March’s numbers ended up being only slightly more than February’s: 20,335. The month ended up a little slow due to a few busy days with limited writing time (on the plus side, I had a great time seeing some live comedy last night). My March daily average was therefore 656 words. Though I did have a few days over 1,000.
That brings my total to 175,158/1,000,000 words, or 17.5%.
Most of March’s words were on Horrible Monster. I’m working my way through it now. I also spent a few days on something else, a short piece that doesn’t have a title.
I’ve got well into the story now, with many of the key elements introduced. A lot has changed. I do worry it’s rushing forward a bit, that perhaps I’ve crammed in too much – too many answers and resolutions in particular.
I read an article recently about question arcs – a means by which suspense can be maintained, preventing a “saggy middle”, by putting forward questions the reader wants answered, reminding them of those questions occasionally, and ultimately approaching the answers a little at a time.
I have not mastered this technique.
But I am aware of where things are moving too quickly, so that’s something. I can make notes about what things need to be changed and then write as if they have been, or I can cross passages out and pick up from where I’m reasonably content with.
Going into April I’m going to have to step it up a bit, since I’ll be doing Camp NaNoWriMo and aiming for 30,000 words. Also – fun fact – I’ll be picking up learning French via Duolingo again, every single day (or at least, that’s the plan; I do not vouch for the day after my birthday, which is this month).
I’ve not being doing what I learned in November was useful to do: spending 5 minutes making notes about where the scene is about to go before I actually start writing it. So I should really pick that up again, especially with Horrible Monster not quite going as planned.
Where I am right now is that I’ve passed a key early scene where quite a lot changes. It’s an instigating moment, where a simple mystery becomes a dangerous adventure, where alliances begin to change and where my protagonist Adelyn’s eyes are opened to the true scope of what she’s involved in.
Which is great, but now I’m not sure where to take it. I’ve been waffling the last couple of days, tying everything up in conversations which feel out of place, too intimate for where the characters involved are in their interactions with one another. I need to move things forward. The problem is that it’s like stepping onto the train at Birmingham New Street Station – there’s quite a gap to mind. So I need to step carefully. For tonight’s writing (not yet started, argh argh) I’ll consult my notes and write some more to work out what I need to do.
This writing thing is tough sometimes.
The other project
There were a few days this month when I worked on a different project. Like quite a lot of my stories, the seed for it was in a dream. I stripped out all the nonsense (bright orange football shirts, two armies facing each other over a garden fence, me attempting to pack all of my belongings at the back of one of those armies so that I could run away because I was armed with a pencil instead of a sword like everyone else). I’m not quite sure it’s there, but in a few weeks I’ll take another look at it and see what I can do with it. Unfortunately, it involves a time travel element, which rules it out from submission to quite a few magazines. It’s not exactly something I can cut out, so oh well on that count. Maybe I’ll get a Wattpad account at last and post it there, once it’s done.

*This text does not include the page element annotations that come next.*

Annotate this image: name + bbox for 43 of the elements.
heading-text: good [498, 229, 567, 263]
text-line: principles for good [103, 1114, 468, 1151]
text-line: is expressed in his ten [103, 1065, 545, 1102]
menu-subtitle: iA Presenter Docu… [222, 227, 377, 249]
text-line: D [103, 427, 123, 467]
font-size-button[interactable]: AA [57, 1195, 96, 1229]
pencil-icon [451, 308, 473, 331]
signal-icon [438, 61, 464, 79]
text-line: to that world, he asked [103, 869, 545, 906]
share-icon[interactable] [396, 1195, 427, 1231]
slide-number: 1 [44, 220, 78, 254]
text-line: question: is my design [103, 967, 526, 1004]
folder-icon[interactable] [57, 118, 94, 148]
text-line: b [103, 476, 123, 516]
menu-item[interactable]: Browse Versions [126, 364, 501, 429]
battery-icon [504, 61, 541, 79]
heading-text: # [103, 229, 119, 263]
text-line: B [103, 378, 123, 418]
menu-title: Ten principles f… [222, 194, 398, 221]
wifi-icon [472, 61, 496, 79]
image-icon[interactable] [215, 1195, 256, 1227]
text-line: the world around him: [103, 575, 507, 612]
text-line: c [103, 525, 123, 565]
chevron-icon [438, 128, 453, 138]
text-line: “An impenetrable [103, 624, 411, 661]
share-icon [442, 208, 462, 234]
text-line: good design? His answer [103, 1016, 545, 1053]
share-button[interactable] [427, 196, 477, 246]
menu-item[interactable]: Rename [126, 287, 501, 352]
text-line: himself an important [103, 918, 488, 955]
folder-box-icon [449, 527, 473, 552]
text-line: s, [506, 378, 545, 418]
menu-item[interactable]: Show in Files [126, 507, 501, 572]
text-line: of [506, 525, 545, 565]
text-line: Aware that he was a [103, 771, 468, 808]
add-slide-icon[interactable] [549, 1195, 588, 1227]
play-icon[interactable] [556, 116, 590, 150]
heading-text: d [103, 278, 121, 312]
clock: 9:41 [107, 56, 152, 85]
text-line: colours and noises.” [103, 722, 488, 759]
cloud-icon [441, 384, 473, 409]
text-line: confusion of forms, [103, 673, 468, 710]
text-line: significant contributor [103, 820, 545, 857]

Something interesting has happened with this story already, though, which gives me ideas about how to change its next draft. Initally, and partly because I am currently reading a book largely set locally (The Morville Hours by Katherine Swift – Morville being a village just outside Bridgnorth here in Shropshire, UK) I decided to name locations and characters with bastardisations of local places, as if set in a parallel Shropshire. The nation the story was set in was called Salobia, from Salop, an old name for Shropshire; a character’s name was Ludd, after Ludlow; a nearby town was called Stonebridge, after Bridgnorth (which does in fact have a medieval stone bridge).
As I continued to read this book, though, I have learned a little more of local history. There really have been battles in and around Bridgnorth, as part of the English Civil War. I knew that Bridgnorth was fought over, defended by the Royalists, surrendered after the Parliamentarians started digging underneath the castle, and rendered no longer defensible by the subsequent demolition with gunpowder of the castle. But I was unaware of some of the other activities in and around the town, beyond just the castle and this particular event. The activities preparing for and following those battles have involved a fair bit of the same kind of destruction as I envisioned for Stonebridge.
When I wrote Ailith’s Gift, I set it in a faximile of Wroxeter at a point after the Romans departed. I called the town Uricon (as did A E Housman in his poem On Wenlock Edge the Wood’s in Trouble, poem 31 from A Shropshire Lad – derived from its Latin name, Viruconium Cornoviorum) and the Wrekin I refered to as The Old Hill (not an impossible title for it, given it was an Iron Age hillfort before the Romans turned up). I wonder if I might do the same with this story. I’d have to research a little more and move a few things around, but in essence the plot could remain intact, with the story ending up as an alternative local history in a parallel world with magic.
I like the idea of that, not just for this story but also for future concepts – pick an event in local history, bring in a magical element, see how it might be different. Obviously there would be a lot more to it than that, but it’s something to think about.